O n 16 January 2021, an all-Nepali team held hands and sang Nepal’s national anthem as they took their final steps together towards the summit of K2. In the historic moment that they reached the summit, they achieved what mountaineers have been attempting since the late 1980s – to summit the ‘savage mountain’ in winter. It was the last of the world’s 8000m peaks to be climbed in winter.
The 10-man summit party consisted of members from three teams: Mingma Gyalje Sherpa’s team – Mingma G (an IFMGA/UIAGM certified mountain guide), Kilu Pemba Sherpa, and Dawa Tenjing Sherpa; Nims Purja’s team – Nims (ex Gurkha and British Special Forces), Gelje Sherpa, Mingma David Sherpa, Mingma Tenzi Sherpa, Dawa Temba Sherpa and Pem Chhiri Sherpa; and one Sherpa from the large Seven Summits Treks commercial team – Sona Sherpa.
While most teammembers had used supplemental oxygen for their ascents, the high-profile Nirmal ‘Nims’ Purja – known for completing the 14 8000ers in just over six months – did so without oxygen.
The team got lucky with a weather window (albeit short), but it was not by chance that fixed lines were in place up to 7600m, or that the team had the physical and mental strength to take advantage of this window. They’d also overcome a streak of bad luck when Camp 2 was destroyed by high winds. In a downbeat post on January 10th, Nims said: “Our team reached Camp 2 today and it was a wreckage site. We found that both our tents and all equipment that we had left here for the summit plan are all destroyed and swept away by the wind. We have lost everything including all our kit: sleeping bags, mattresses, heated shoe insoles, summit gloves/mittens, summit base layers, paragliding equipment, cooking equipment etc. I am devastated to be breaking this news. Now, I have to reassess and replan everything.”
This post left observers wondering if the climb would go on. It did… and the Nepali team summited just six days later.
Before the team even arrived back to base camp, some people were already questioning the use of oxygen and style of the ascent, but most offered congratulations and accepted it for what it was – a well-deserved achievement that will make the history books.
Sir Chris Bonington posted, “Huge congratulations to the Nepali team who have just made the first winter ascent of K2, most difficult of all the 8000m peaks,” and called it an “amazing achievement.”
Reinhold Messner, who was supportive of Nims throughout his record-breaking ‘Project Possible’, was also quick to congratulate the team on their K2 summit.
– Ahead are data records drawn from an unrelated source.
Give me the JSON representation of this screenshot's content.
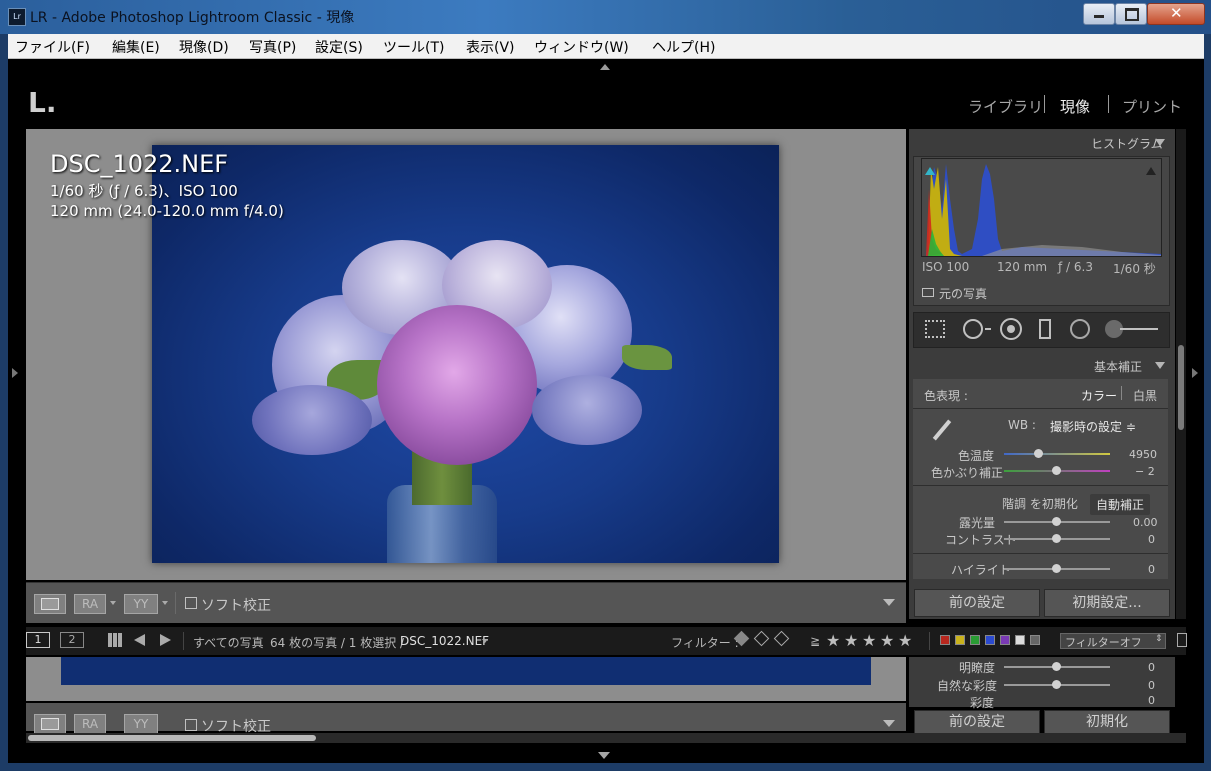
{
  "window": {
    "app_badge": "Lr",
    "title": "LR - Adobe Photoshop Lightroom Classic - 現像"
  },
  "menu": [
    "ファイル(F)",
    "編集(E)",
    "現像(D)",
    "写真(P)",
    "設定(S)",
    "ツール(T)",
    "表示(V)",
    "ウィンドウ(W)",
    "ヘルプ(H)"
  ],
  "header": {
    "logo": "L.",
    "modules": [
      "ライブラリ",
      "現像",
      "プリント"
    ],
    "active_module": "現像"
  },
  "photo": {
    "filename": "DSC_1022.NEF",
    "exposure_line": "1/60 秒 (ƒ / 6.3)、ISO 100",
    "lens_line": "120 mm (24.0-120.0 mm f/4.0)"
  },
  "toolbar": {
    "view_ra": "RA",
    "view_yy": "YY",
    "soft_proof": "ソフト校正"
  },
  "histogram": {
    "title": "ヒストグラム",
    "iso": "ISO 100",
    "focal": "120 mm",
    "aperture": "ƒ / 6.3",
    "shutter": "1/60 秒",
    "original_photo": "元の写真"
  },
  "basic": {
    "title": "基本補正",
    "treatment_label": "色表現 :",
    "color": "カラー",
    "bw": "白黒",
    "wb_label": "WB :",
    "wb_value": "撮影時の設定 ≑",
    "temp_label": "色温度",
    "temp_value": "4950",
    "tint_label": "色かぶり補正",
    "tint_value": "− 2",
    "tone_label": "階調 を初期化",
    "auto": "自動補正",
    "exposure_label": "露光量",
    "exposure_value": "0.00",
    "contrast_label": "コントラスト",
    "contrast_value": "0",
    "highlights_label": "ハイライト",
    "highlights_value": "0"
  },
  "buttons": {
    "previous": "前の設定",
    "reset": "初期設定..."
  },
  "filmstrip": {
    "page1": "1",
    "page2": "2",
    "all_photos": "すべての写真",
    "count": "64 枚の写真 / 1 枚選択 /",
    "file": "DSC_1022.NEF",
    "filter_label": "フィルター :",
    "gte": "≧",
    "filter_off": "フィルターオフ"
  },
  "dup_panel": {
    "clarity_label": "明瞭度",
    "clarity_value": "0",
    "vibrance_label": "自然な彩度",
    "vibrance_value": "0",
    "saturation_label": "彩度",
    "saturation_value": "0",
    "previous": "前の設定",
    "reset": "初期化",
    "view_ra": "RA",
    "view_yy": "YY",
    "soft_proof": "ソフト校正"
  },
  "colors": {
    "accent_blue": "#1f4aa8",
    "panel": "#3c3c3c",
    "canvas": "#8d8d8d"
  }
}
Simone Moro, from Manaslu, said: “I sincerely congratulate the Nepalese team. And I express my point of view, based on what I have read and based on the fact that I have been doing winter ascents at high altitude for almost 30 years. It is not by chance that I am writing while I am engaged in winter climbing at Manaslu and not from the couch. No style kills a different kind of alpinism. One can always evolve and there is always room for better styles and ethics.”
He went on to suggest that those who think they can do better, should leave their keyboards behind and go do it, and continued, “Today the Sherpas have rightly received a well-deserved place in history as they have helped hundreds and thousands of mountaineers and their ascents for decades.”
Indeed, it’s fitting that the last of the winter 8000ers – and most highly-prized – should be achieved by Nepali mountaineers who are increasingly making cutting-edge ascents themselves, having provided the backbone for Western-led expeditions for decades.